@Luna said:
When I was married and on Tricare, my doctor took it out of charity to the military and their families. It didn't pay shit. Why should someone who devotes so much of their life caring for others be relegated to chump change?
They shouldn't, and, in most Western nations, the government pays quite well. In Canada, doctors willing to head to remote places can get up to double what others receive for the same services (and end up having to pay that for basic resources, still). In other nations, the government may forgive loans made to their doctors for a return of service.
The reason why Medicare/Medicaid/Tricare pays so poorly is because of a lack of political will to reform the entire system. If you boost the public payments, the lower and middle classes bear the burden. The lower arguably receive the care, so the payments balance, but the middle classes will get fucked. The government knows this, so they don't do anything about it. In the short-term, this is a political ploy. In the long-term, it is sheer idiocy.
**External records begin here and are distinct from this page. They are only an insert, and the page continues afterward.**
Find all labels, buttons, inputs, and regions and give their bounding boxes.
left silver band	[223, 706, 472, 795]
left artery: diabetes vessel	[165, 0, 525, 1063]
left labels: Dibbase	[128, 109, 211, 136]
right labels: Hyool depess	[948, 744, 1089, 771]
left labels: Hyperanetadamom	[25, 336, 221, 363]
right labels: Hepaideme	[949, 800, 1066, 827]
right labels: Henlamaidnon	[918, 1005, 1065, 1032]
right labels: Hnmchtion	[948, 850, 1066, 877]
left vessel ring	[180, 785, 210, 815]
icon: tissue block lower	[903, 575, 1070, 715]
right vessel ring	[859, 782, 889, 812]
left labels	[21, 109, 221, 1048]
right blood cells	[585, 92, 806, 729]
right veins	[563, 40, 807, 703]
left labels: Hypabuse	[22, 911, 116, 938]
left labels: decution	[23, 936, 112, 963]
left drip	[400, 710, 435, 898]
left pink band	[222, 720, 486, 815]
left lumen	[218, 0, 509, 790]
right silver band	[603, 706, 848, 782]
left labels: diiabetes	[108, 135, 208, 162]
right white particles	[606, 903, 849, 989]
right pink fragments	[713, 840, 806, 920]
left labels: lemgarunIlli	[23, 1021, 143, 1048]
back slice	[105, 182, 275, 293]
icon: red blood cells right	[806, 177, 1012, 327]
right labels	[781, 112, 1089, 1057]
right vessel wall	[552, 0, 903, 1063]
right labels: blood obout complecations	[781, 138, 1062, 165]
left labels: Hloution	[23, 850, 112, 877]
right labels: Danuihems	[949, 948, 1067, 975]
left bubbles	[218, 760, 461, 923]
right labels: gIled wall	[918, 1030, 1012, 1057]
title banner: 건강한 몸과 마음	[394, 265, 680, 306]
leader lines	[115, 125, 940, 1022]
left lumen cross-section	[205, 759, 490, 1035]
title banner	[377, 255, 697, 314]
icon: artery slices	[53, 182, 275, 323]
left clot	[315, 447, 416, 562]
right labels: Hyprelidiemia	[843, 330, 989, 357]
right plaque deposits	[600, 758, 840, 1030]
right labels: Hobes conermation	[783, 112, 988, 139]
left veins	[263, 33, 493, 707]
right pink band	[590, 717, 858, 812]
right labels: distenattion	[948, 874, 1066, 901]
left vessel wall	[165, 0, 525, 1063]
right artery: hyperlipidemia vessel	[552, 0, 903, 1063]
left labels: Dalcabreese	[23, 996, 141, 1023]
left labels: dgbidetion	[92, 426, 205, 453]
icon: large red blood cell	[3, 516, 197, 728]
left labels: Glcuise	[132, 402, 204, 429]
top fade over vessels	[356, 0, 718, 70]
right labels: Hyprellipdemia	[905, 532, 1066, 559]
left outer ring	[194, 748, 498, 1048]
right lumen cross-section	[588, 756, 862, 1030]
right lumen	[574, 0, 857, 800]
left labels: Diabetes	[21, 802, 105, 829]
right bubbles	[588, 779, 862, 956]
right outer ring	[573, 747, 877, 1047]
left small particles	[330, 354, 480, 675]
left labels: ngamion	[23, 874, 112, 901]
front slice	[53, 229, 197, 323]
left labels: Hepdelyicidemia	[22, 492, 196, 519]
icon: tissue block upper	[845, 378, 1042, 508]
If you raise Medicare/Medicaid/Tricare and increase its availability by, oh, making it available to everyone on an income-basis (those who make less money pay less; those who make more pay more), you will make it competitive and acceptable to consumers and providers. That would force the private insurers to become more competitive, or leave the market. But, Heaven forbid you make any red-blooded American support the idea of a "crown corporation" in the economy, despite the fact that the federal government is one of the largest corporate suppliers, employers, and consumers in the fucking economy.
I try not to think about all of this shit on a daily basis, because it pushes me further towards the Comedian's mentality about things. But then, if you hear about a lawyer-turned-supervillain in the news, that'd be me.